Salah satu pertimbangannya adalah memandang Fretilin sebagai berideologi komunis yang konon menimbulkan keprihatinan terhadap Indonesia yang seperti kita ketahui bahwa Soeharto anti komunis.
Dikhawatirkan kekuatan Fretilin akan tumbuh dan akan melahirkan negara komunis di perbatasan Indonesia.
Hingga akhirnya, pasukan militer Indonesia mampu menyelesaikan masalah tersebut pada 7 Desember 1975.
Namun, operasi militer ini justru memperparah konflik yang sedang berlangsung.
Berbagai upaya telah dilakukan untuk meredakan konflik tersebut, salah satunya dengan membawa masalah Timor Timur ke PBB usai bernegosiasi dengan Portugal.
Pada tanggal 5 Mei 1999, akhirnya dicapai kesepakatan antara Indonesia dan Portugal untuk mengadakan referendum di Timor Timur.
Perjanjian tersebut kemudian dikenal sebagai Perjanjian New York.
Selain itu, PBB juga membentuk United Nations Mission in East Timor (UNAMET) untuk mengawal kesepakatan antara Indonesia dan Portugal dalam proses menuju referendum Timor Timur.
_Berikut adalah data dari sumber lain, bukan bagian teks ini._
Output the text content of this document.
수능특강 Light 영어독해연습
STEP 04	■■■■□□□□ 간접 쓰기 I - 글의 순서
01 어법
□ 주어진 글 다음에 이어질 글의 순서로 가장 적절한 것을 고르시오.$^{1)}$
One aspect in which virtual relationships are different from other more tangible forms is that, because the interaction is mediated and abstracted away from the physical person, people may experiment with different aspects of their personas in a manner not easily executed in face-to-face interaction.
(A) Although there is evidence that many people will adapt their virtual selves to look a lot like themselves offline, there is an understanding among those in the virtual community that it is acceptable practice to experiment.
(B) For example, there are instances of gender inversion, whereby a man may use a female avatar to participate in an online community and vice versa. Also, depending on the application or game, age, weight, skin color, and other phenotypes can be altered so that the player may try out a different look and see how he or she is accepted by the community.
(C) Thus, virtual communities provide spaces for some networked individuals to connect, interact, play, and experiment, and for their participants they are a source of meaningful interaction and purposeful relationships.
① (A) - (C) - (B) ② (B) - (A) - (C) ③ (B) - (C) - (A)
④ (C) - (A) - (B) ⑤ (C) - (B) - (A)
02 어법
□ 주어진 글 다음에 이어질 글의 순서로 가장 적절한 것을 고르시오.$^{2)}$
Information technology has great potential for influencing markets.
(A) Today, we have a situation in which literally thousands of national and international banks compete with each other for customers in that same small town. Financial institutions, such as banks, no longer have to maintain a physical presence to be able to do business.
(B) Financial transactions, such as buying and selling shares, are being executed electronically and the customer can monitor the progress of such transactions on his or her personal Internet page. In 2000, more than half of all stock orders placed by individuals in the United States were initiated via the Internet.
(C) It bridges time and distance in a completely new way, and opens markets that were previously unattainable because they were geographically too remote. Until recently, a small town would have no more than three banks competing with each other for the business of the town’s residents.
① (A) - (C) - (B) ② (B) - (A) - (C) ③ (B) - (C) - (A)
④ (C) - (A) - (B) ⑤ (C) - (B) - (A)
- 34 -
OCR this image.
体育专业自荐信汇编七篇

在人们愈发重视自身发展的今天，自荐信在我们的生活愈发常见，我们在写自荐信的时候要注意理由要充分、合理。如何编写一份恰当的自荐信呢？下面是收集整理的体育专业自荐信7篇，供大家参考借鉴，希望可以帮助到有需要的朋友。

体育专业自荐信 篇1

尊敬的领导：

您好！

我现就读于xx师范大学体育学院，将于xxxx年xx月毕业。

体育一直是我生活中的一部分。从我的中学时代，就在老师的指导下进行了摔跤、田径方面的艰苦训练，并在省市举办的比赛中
Referendum dilaksanakan pada tanggal 30 Agustus 1999 dan dilakukan dengan dua pilihan, yaitu menerima otonomi khusus bagi Timor Timur di dalam wilayah Republik Indonesia atau menolaknya.
Hasilnya, 344.580 orang atau 78,5 persen dari total penduduk Timor Timur memilih menolak otonomi khusus Republik Indonesia.
Kemudian pada bulan Oktober 1999 Timor Leste resmi memisahkan diri dari Republik Indonesia.